While shocking to some, Page always regarded her pin-up work — and most
famously the bondage, leather and shoe fetish specialties — as a
dress-up goof, perhaps because of the lack of men in any of the shoots.
Working first with Paula and Irving Klaw (Lili Taylor and Chris Bauer,
respectively), and later Bunny Yeager (Sarah Paulson), who would snap
her iconic Playboy Christmas-tree cover, Page worked as a model
to fund her dream of acting, though an ironic performance nervousness
would derail her dreams there.
The Notorious Bettie Page is in many ways as much about women
and the general boiling over prurient desires in pre-hardcore America
as it is about Page herself. There’s a darker side to Page’s lot later
in life — she spent several years in a mental institution for stabbing
her landlady in an argument — that isn’t touched on at all here; after
a bit of a glimpse of Page’s rough adolescence and its victimization,
the film hones in sharply on her years most in the public eye. There’s
a kick to many of the fetishistic recreations, and Matt Hupfel’s
cinematography — particularly in the washed-out color segments of the
’60s — conveys the playful yet demure nature of the work Page did,
especially the giggly pin-up work for girlie mags with innocent names
like Wink, Flirt and Titter. Yet the movie feels dramatically inert and, most damningly, psychologically shallow.

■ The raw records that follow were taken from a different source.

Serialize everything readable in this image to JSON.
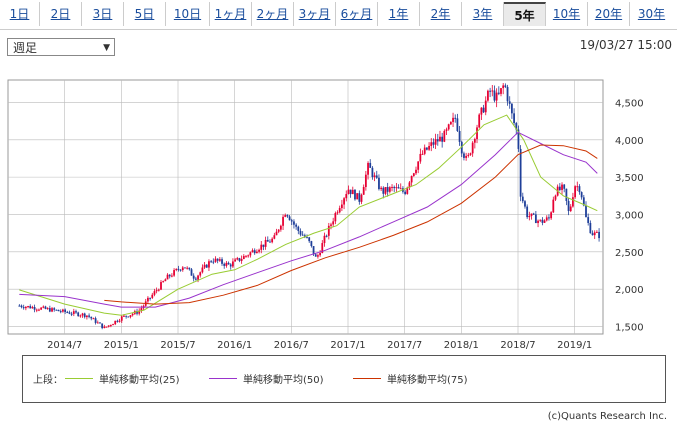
{
  "tabs": [
    {
      "label": "1日"
    },
    {
      "label": "2日"
    },
    {
      "label": "3日"
    },
    {
      "label": "5日"
    },
    {
      "label": "10日"
    },
    {
      "label": "1ヶ月"
    },
    {
      "label": "2ヶ月"
    },
    {
      "label": "3ヶ月"
    },
    {
      "label": "6ヶ月"
    },
    {
      "label": "1年"
    },
    {
      "label": "2年"
    },
    {
      "label": "3年"
    },
    {
      "label": "5年"
    },
    {
      "label": "10年"
    },
    {
      "label": "20年"
    },
    {
      "label": "30年"
    }
  ],
  "active_tab": "5年",
  "period_select": {
    "value": "週足"
  },
  "timestamp": "19/03/27 15:00",
  "legend": {
    "label": "上段：",
    "items": [
      {
        "name": "単純移動平均(25)",
        "color": "#99cc33"
      },
      {
        "name": "単純移動平均(50)",
        "color": "#9933cc"
      },
      {
        "name": "単純移動平均(75)",
        "color": "#cc3300"
      }
    ]
  },
  "copyright": "(c)Quants Research Inc.",
  "colors": {
    "up": "#e60033",
    "down": "#1f3f99",
    "grid": "#bbbbbb"
  },
  "chart_data": {
    "type": "candlestick",
    "x_tick_labels": [
      "2014/7",
      "2015/1",
      "2015/7",
      "2016/1",
      "2016/7",
      "2017/1",
      "2017/7",
      "2018/1",
      "2018/7",
      "2019/1"
    ],
    "x_range_months": [
      2014.0,
      2019.25
    ],
    "y_ticks": [
      1500,
      2000,
      2500,
      3000,
      3500,
      4000,
      4500
    ],
    "y_tick_labels": [
      "1,500",
      "2,000",
      "2,500",
      "3,000",
      "3,500",
      "4,000",
      "4,500"
    ],
    "ylim": [
      1400,
      4800
    ],
    "price_path": [
      [
        2014.1,
        1780
      ],
      [
        2014.4,
        1720
      ],
      [
        2014.7,
        1650
      ],
      [
        2014.85,
        1480
      ],
      [
        2015.0,
        1620
      ],
      [
        2015.15,
        1700
      ],
      [
        2015.25,
        1880
      ],
      [
        2015.4,
        2150
      ],
      [
        2015.55,
        2320
      ],
      [
        2015.65,
        2150
      ],
      [
        2015.8,
        2400
      ],
      [
        2015.95,
        2320
      ],
      [
        2016.1,
        2450
      ],
      [
        2016.2,
        2550
      ],
      [
        2016.35,
        2680
      ],
      [
        2016.45,
        3050
      ],
      [
        2016.55,
        2800
      ],
      [
        2016.65,
        2650
      ],
      [
        2016.72,
        2400
      ],
      [
        2016.8,
        2700
      ],
      [
        2016.9,
        3050
      ],
      [
        2017.0,
        3350
      ],
      [
        2017.1,
        3200
      ],
      [
        2017.18,
        3650
      ],
      [
        2017.3,
        3300
      ],
      [
        2017.4,
        3350
      ],
      [
        2017.5,
        3300
      ],
      [
        2017.55,
        3500
      ],
      [
        2017.65,
        3800
      ],
      [
        2017.75,
        3950
      ],
      [
        2017.85,
        4050
      ],
      [
        2017.95,
        4300
      ],
      [
        2018.0,
        3900
      ],
      [
        2018.05,
        3700
      ],
      [
        2018.15,
        4250
      ],
      [
        2018.25,
        4650
      ],
      [
        2018.32,
        4550
      ],
      [
        2018.38,
        4750
      ],
      [
        2018.45,
        4300
      ],
      [
        2018.5,
        4050
      ],
      [
        2018.52,
        3300
      ],
      [
        2018.58,
        3000
      ],
      [
        2018.7,
        2900
      ],
      [
        2018.78,
        2950
      ],
      [
        2018.82,
        3300
      ],
      [
        2018.9,
        3350
      ],
      [
        2018.95,
        3000
      ],
      [
        2019.0,
        3400
      ],
      [
        2019.05,
        3350
      ],
      [
        2019.1,
        2950
      ],
      [
        2019.15,
        2750
      ],
      [
        2019.22,
        2720
      ]
    ],
    "series": [
      {
        "name": "単純移動平均(25)",
        "color": "#99cc33",
        "points": [
          [
            2014.1,
            1990
          ],
          [
            2014.5,
            1800
          ],
          [
            2014.85,
            1680
          ],
          [
            2015.0,
            1650
          ],
          [
            2015.2,
            1720
          ],
          [
            2015.5,
            2000
          ],
          [
            2015.8,
            2200
          ],
          [
            2016.0,
            2260
          ],
          [
            2016.2,
            2400
          ],
          [
            2016.45,
            2600
          ],
          [
            2016.7,
            2750
          ],
          [
            2016.9,
            2850
          ],
          [
            2017.1,
            3100
          ],
          [
            2017.4,
            3280
          ],
          [
            2017.6,
            3400
          ],
          [
            2017.8,
            3620
          ],
          [
            2018.0,
            3900
          ],
          [
            2018.2,
            4200
          ],
          [
            2018.4,
            4330
          ],
          [
            2018.55,
            4000
          ],
          [
            2018.7,
            3500
          ],
          [
            2018.9,
            3250
          ],
          [
            2019.1,
            3120
          ],
          [
            2019.2,
            3050
          ]
        ]
      },
      {
        "name": "単純移動平均(50)",
        "color": "#9933cc",
        "points": [
          [
            2014.1,
            1930
          ],
          [
            2014.5,
            1900
          ],
          [
            2014.85,
            1800
          ],
          [
            2015.0,
            1760
          ],
          [
            2015.3,
            1760
          ],
          [
            2015.6,
            1880
          ],
          [
            2015.9,
            2060
          ],
          [
            2016.2,
            2220
          ],
          [
            2016.5,
            2380
          ],
          [
            2016.8,
            2520
          ],
          [
            2017.1,
            2700
          ],
          [
            2017.4,
            2900
          ],
          [
            2017.7,
            3100
          ],
          [
            2018.0,
            3400
          ],
          [
            2018.3,
            3800
          ],
          [
            2018.5,
            4100
          ],
          [
            2018.7,
            3950
          ],
          [
            2018.9,
            3800
          ],
          [
            2019.1,
            3700
          ],
          [
            2019.2,
            3550
          ]
        ]
      },
      {
        "name": "単純移動平均(75)",
        "color": "#cc3300",
        "points": [
          [
            2014.85,
            1850
          ],
          [
            2015.0,
            1830
          ],
          [
            2015.3,
            1800
          ],
          [
            2015.6,
            1820
          ],
          [
            2015.9,
            1920
          ],
          [
            2016.2,
            2050
          ],
          [
            2016.5,
            2250
          ],
          [
            2016.8,
            2420
          ],
          [
            2017.1,
            2560
          ],
          [
            2017.4,
            2720
          ],
          [
            2017.7,
            2900
          ],
          [
            2018.0,
            3150
          ],
          [
            2018.3,
            3500
          ],
          [
            2018.5,
            3800
          ],
          [
            2018.7,
            3930
          ],
          [
            2018.9,
            3920
          ],
          [
            2019.1,
            3850
          ],
          [
            2019.2,
            3750
          ]
        ]
      }
    ]
  }
}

One can easily make a convincing case that Page’s sunny disposition
is the result of suppressed trauma, but the script — by Harron and American Psycho
collaborator Guinevere Turner — doesn’t delve into how and why this
drives Page. In directly implying incest and showcasing (albeit
non-graphically) a teenage gang rape, the film gives us back story with
no attendant follow through, and thus continues Harron’s dubious
tradition of muted portraits of fascinating subjects. The Notorious Bettie Page gives us a veneer, brightly lacquered but one-dimensional. (Picturehouse, R, 91 mins.)